In 2000 when my family moved from California to North Carolina, and I felt like I had been put into a witness protection program. We chose to make a 6-month stay permanent, but this huge change made me feel even isolated as a stay-at-home Mom than I already was. On the one hand, North Carolina was a great place to raise a family, and people were friendly. On the other hand, no one even knew what I had done before. They would see a mom with a toddler and not know that I had been a neuroscientist and teacher. At some parties, few people would even bother to learn more.
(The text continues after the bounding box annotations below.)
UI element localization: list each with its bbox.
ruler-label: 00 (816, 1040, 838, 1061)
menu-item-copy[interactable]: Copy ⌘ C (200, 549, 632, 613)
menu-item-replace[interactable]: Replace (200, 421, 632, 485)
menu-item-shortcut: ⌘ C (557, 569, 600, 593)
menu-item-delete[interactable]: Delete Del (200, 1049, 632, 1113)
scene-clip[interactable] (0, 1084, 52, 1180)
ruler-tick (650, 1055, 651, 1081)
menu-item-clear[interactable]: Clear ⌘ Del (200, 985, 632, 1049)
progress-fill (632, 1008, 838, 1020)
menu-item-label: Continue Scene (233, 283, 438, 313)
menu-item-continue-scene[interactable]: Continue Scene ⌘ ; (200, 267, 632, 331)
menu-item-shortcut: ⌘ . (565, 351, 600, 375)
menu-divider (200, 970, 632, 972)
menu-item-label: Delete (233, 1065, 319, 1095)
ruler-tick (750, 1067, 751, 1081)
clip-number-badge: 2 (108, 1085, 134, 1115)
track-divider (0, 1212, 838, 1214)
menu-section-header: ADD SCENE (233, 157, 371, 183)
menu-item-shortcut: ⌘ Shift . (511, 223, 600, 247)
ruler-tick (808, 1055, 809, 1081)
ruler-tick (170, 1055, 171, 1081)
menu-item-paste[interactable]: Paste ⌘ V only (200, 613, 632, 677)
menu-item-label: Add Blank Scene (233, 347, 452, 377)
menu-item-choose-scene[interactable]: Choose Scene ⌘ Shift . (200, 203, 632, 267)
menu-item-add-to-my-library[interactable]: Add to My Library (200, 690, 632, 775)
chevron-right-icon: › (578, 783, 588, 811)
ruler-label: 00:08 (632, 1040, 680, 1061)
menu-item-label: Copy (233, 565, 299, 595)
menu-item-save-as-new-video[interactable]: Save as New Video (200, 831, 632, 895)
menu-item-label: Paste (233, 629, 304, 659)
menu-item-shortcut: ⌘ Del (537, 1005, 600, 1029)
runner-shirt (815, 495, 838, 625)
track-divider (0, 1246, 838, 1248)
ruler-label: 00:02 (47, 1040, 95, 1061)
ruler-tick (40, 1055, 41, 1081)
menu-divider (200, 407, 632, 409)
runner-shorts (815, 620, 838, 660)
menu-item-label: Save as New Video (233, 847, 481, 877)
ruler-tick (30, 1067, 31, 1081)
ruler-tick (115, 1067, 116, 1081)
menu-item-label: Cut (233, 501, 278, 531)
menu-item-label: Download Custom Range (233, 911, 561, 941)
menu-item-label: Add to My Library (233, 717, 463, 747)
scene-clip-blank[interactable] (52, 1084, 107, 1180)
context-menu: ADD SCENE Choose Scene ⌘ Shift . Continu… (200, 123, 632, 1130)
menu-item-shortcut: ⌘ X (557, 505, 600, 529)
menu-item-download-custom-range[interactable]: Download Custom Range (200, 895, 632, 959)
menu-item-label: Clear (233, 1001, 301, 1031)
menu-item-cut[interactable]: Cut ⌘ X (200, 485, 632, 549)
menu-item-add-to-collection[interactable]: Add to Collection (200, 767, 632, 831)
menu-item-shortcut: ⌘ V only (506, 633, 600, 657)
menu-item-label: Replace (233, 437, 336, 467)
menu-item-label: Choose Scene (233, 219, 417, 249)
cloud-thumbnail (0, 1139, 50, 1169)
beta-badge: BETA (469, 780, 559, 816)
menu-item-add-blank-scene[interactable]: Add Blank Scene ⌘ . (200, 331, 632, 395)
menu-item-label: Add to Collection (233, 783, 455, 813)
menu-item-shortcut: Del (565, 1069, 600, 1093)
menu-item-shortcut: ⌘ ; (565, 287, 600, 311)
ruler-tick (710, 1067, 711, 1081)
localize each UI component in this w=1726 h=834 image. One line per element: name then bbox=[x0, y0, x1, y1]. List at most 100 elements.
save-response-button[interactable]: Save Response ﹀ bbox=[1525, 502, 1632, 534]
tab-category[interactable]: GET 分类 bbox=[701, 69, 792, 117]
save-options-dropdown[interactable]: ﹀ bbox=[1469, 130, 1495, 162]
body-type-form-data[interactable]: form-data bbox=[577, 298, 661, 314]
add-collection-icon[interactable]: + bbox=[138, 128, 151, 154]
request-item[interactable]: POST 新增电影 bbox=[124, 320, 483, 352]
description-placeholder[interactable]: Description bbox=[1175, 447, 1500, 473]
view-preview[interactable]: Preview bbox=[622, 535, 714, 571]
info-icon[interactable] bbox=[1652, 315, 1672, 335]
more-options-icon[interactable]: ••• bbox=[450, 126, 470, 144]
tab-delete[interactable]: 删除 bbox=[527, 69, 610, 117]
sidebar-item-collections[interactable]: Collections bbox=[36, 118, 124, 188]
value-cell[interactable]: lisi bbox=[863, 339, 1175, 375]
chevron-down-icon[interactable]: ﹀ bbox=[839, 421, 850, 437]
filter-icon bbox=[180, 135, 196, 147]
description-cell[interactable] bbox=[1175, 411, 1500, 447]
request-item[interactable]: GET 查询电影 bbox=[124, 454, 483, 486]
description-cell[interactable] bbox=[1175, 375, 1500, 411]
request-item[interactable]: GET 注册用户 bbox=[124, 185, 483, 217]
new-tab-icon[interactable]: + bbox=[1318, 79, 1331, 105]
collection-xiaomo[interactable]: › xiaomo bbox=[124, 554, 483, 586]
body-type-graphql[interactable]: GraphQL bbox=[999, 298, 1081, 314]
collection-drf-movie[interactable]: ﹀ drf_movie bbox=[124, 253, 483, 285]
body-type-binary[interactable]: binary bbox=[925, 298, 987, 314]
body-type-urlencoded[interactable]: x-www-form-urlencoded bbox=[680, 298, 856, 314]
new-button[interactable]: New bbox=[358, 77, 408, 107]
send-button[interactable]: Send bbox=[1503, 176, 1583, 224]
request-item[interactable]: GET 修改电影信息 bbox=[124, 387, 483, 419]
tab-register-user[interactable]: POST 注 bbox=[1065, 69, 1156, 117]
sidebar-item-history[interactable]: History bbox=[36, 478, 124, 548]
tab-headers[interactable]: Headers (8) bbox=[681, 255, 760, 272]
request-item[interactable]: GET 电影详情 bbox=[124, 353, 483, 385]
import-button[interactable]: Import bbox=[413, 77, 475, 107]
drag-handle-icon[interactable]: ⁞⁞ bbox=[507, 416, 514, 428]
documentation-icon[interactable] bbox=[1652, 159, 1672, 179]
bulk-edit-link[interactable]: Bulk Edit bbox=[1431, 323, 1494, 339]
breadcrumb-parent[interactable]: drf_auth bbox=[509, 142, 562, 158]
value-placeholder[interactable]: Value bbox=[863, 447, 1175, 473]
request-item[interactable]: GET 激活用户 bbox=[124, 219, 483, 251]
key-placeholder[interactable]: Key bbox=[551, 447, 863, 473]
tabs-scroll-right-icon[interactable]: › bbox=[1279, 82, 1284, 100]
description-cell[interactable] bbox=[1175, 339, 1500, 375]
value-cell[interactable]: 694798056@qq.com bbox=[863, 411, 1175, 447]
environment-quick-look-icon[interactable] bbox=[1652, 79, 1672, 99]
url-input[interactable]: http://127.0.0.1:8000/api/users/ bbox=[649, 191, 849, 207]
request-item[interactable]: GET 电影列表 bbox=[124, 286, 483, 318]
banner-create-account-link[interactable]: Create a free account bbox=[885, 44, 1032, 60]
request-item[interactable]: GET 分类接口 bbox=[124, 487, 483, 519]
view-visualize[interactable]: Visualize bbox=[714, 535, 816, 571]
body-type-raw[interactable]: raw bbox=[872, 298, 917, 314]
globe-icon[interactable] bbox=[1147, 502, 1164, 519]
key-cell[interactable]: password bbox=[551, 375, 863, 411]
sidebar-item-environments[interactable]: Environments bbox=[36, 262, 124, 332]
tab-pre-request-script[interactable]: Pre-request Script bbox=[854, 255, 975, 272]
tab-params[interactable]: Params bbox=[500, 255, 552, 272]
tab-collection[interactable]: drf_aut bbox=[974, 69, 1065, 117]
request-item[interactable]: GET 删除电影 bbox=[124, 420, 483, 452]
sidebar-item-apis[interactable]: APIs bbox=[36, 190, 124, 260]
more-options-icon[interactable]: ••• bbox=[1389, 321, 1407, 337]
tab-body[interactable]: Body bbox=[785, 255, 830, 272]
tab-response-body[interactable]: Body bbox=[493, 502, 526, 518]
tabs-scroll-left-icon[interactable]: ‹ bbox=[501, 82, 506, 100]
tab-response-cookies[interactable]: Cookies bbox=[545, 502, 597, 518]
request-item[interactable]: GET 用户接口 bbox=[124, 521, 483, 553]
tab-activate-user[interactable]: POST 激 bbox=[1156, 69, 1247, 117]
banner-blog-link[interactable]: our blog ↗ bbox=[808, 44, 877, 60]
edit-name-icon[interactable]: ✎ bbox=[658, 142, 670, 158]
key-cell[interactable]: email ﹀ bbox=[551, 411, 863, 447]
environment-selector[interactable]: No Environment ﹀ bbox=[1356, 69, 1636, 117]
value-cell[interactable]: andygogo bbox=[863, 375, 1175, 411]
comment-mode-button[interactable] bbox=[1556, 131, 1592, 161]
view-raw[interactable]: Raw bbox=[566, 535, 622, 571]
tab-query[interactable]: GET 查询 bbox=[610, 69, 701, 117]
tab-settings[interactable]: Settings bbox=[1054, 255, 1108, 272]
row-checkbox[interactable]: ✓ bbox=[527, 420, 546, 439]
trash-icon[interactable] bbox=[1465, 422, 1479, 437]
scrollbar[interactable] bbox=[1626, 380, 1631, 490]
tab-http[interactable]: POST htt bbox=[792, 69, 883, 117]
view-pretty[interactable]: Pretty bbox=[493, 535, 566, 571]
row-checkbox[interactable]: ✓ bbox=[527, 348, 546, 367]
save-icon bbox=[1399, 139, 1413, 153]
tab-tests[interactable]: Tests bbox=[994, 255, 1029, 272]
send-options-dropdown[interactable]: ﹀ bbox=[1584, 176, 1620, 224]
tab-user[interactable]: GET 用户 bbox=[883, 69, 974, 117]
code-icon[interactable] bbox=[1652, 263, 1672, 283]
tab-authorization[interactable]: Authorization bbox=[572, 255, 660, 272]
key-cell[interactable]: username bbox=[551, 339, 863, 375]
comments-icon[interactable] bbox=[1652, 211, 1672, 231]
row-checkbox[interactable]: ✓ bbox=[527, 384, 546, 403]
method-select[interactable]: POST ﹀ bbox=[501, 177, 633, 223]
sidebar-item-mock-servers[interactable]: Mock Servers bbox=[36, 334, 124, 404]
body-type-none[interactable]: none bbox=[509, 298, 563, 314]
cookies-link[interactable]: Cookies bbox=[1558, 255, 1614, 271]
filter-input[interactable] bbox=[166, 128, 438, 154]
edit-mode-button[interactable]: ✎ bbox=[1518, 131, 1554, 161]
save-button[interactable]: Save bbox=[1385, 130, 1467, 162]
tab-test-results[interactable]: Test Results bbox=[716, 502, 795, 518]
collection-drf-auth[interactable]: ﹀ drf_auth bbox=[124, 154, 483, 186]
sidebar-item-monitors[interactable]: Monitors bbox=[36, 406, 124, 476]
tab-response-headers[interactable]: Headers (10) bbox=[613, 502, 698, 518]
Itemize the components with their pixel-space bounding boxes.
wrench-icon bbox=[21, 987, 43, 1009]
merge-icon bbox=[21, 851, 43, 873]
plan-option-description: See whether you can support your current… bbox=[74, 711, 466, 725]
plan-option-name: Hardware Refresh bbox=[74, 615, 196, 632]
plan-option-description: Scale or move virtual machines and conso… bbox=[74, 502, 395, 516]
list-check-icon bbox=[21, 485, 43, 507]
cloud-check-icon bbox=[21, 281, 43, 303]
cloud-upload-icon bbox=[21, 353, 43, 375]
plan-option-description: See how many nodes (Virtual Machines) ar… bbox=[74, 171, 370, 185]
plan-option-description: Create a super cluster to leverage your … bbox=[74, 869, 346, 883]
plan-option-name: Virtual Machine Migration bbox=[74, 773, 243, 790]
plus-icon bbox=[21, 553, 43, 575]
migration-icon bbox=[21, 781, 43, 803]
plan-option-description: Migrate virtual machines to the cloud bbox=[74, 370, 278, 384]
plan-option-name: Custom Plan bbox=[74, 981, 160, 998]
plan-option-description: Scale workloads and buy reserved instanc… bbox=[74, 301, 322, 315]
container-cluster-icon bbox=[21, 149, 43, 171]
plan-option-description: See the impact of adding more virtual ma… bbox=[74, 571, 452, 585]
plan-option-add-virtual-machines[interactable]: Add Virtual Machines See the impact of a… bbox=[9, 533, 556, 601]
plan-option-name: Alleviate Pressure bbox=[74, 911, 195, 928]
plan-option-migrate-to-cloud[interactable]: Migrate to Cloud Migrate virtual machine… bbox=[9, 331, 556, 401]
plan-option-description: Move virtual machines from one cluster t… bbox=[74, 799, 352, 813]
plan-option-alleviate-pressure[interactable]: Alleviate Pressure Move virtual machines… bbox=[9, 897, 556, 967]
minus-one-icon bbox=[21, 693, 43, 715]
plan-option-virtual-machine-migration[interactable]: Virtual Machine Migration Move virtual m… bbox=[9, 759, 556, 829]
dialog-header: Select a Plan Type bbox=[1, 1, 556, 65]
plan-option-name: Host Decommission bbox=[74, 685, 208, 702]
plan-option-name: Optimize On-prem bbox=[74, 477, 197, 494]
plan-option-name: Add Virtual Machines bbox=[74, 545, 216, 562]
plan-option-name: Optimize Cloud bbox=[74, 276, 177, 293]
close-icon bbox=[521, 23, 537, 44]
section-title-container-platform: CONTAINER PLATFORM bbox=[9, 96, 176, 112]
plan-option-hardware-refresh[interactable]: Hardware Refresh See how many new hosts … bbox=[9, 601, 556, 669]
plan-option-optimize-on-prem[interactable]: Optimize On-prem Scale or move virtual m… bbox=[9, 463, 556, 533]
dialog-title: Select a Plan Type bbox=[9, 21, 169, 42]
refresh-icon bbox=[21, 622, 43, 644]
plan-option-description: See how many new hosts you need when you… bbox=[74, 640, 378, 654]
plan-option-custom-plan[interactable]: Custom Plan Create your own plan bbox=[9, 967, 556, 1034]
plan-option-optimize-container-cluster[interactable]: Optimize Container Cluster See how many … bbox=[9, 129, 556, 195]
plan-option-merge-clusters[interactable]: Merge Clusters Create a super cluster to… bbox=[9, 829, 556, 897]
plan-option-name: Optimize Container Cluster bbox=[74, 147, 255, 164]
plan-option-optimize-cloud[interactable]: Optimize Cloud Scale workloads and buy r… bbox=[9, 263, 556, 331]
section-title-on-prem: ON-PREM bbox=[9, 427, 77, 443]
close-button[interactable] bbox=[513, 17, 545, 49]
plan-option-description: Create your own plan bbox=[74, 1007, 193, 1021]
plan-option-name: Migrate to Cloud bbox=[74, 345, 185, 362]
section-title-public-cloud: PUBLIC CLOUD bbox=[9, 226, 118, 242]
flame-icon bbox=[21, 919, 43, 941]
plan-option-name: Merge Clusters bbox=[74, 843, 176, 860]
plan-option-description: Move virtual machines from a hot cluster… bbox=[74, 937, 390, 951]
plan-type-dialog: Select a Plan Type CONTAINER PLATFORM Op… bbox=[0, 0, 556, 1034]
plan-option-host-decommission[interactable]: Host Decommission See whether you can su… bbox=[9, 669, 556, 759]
At the same time, North Carolina was a great place for reinvention. I like to say that North Carolina is “big enough to serve you, small enough to know you” (that was the motto of the Rancho Center back in Los Altos California, and it stuck with me). And we soon found out that in North Carolina, if you raise your hand, you will be called on! We got involved in public radio and other community causes. And almost right away, I decided this was a great opportunity to work on a young-adult novel I had started a few years before, as a lovely distraction from writing my PhD thesis. I joined the North Carolina Writers’ Network, attending their annual conference in Raleigh just a few weeks after we moved to the state. I signed up for a series of classes through Duke Continuing Education, Writing for Young Adults, Screenwriting, and Improv Comedy. I joined a writer’s group. This led to the publication of my young adult novel, High Water and a finished screenplay, Shadows of Fire. After successfully reinventing myself as a writer, I decided to sit down and write the guide for new Moms I wish I had, and thus Mojo Mom: Nurturing Your Self While Raising a Family was born to help other Gen X mothers get their mojo back by exploring the question, “Who am I, now that I am a Mom?”
How has becoming an author shaped me? I learned that I could set off on a new career path and still apply my teaching and research skills to writing. When I left academic lab research, my motto was “I’m not leaving science, I’m taking it with me.” And that is how I feel about writing. It is a creative outlet to be sure, and I also love sharing ideas, strategies and explorations that will help my readers lead their best lives. In the years since publishing Mojo Mom, I have become more experimental in ways to communicate with readers, including podcasting and more. I would like to start offering webinars to extend the outreach of Doing Right by Our Kids. In 2018, a book feels like a jumping-off point and touchstone for all sorts of outreach.
On a very personal level, now that my awesome kid is launched as a young adult, it is my time to explore the next cycle of renewal in my life. Time for more reinvention!